Auf seinen Stadtwanderungen war es Friedrich Achleitner aufgefallen, der das mittlerweile leerstehende Gebäude in seinen Führer aufnahm. Wäre der Grund nicht so knapp und die Verwertbarkeit nicht fraglich gewesen, stünde heute ein neues Haus an seiner Stelle. Der Möglichkeitssinn der Architekten Gisela und Boris Podrecca bot die Chance einer Sanierung: Büronutzung in den unteren zweieinhalb Geschoßen, darüber Wohnen.
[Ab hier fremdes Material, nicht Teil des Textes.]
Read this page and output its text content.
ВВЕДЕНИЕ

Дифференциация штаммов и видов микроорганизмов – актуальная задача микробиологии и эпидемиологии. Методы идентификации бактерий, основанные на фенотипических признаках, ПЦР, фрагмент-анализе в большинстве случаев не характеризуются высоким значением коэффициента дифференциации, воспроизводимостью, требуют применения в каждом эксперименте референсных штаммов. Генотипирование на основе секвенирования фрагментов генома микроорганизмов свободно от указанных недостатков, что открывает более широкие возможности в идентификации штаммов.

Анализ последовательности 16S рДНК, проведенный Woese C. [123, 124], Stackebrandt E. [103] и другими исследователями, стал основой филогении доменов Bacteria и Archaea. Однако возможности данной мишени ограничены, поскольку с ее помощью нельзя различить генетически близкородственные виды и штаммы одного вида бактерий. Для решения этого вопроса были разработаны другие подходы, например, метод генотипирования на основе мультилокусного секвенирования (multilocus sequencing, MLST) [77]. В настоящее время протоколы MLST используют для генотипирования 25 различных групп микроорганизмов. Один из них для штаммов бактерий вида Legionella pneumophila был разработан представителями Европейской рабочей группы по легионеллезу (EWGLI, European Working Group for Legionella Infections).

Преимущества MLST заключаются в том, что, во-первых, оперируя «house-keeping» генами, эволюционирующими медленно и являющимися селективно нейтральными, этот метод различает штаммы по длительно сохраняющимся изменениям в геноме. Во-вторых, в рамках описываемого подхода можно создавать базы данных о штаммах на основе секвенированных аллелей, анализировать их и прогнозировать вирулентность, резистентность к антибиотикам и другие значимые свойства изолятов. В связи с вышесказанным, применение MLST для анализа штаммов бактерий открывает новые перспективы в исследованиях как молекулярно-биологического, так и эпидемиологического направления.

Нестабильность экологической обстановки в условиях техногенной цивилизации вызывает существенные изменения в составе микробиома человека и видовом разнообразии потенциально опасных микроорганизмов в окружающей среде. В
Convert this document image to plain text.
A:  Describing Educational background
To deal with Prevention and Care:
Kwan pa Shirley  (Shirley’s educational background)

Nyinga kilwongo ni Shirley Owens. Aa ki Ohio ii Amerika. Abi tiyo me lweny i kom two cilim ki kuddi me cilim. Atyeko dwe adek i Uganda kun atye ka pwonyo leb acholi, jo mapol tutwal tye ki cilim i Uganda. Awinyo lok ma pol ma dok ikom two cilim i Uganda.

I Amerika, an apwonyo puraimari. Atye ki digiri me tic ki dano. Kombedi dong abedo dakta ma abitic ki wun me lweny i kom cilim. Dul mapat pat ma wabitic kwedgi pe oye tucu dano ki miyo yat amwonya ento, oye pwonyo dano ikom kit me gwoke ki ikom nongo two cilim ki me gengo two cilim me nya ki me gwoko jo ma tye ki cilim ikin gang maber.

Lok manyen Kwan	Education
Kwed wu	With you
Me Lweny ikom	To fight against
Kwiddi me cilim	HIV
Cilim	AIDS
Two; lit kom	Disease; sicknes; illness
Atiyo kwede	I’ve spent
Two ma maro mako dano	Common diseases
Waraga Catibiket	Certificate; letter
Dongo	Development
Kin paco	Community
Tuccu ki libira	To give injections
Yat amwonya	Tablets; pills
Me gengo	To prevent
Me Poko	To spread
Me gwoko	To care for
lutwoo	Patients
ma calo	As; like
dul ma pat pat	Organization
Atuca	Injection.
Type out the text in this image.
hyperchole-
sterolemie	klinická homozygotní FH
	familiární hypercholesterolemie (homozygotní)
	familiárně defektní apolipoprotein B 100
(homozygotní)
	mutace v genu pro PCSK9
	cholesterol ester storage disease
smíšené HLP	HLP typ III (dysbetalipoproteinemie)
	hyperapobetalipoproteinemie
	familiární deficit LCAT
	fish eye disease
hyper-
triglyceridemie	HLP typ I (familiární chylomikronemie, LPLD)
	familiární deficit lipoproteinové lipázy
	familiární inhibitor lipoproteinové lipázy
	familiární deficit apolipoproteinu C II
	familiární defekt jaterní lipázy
Wichtig war deshalb ein zweiter Zugang, der mit dem erneuerten Aufzug die Wohnung erschließt, während die Treppe vor allem dem Büro dient, aber auch bis zur Dachterrasse reicht.

Gisela Podreka, die das Projekt mit ihrem Atelier betreute, vermied modischen Schnickschnack. Schadhafte Stellen und Bauteile wurden erneuert und die Grundfesten trockengelegt. Die teils wild gewachsene Konstruktion ist sichtbar und zeugt von der wechselhaften Baugeschichte. Der relativen architektonischen Qualität wurde mit Selbstverständlichkeit begegnet.

Dies ist auch er Grund, warum das Bauwerk einer Betrachtung wert ist, denn die Mehrzahl der Bauaufgaben wäre von den Entwerfern in dieser Art zu bearbeiten. Denn sie taugen nicht zum Manifest und schon gar nicht zur Manifestkopie, an der vor allem abzulesen ist, wo abgekupfert wurde. Dies würde zu einem Sammelsurium aufgesetzter Secondhand-Gestaltungen führen. Daher mein regelmäßiges Insistieren auf sorgfältig durchgeführten Selbstverständlichkeiten, die des Spektakels nicht bedürfen. Der Dachgarten ist dafür krönender Abschluß.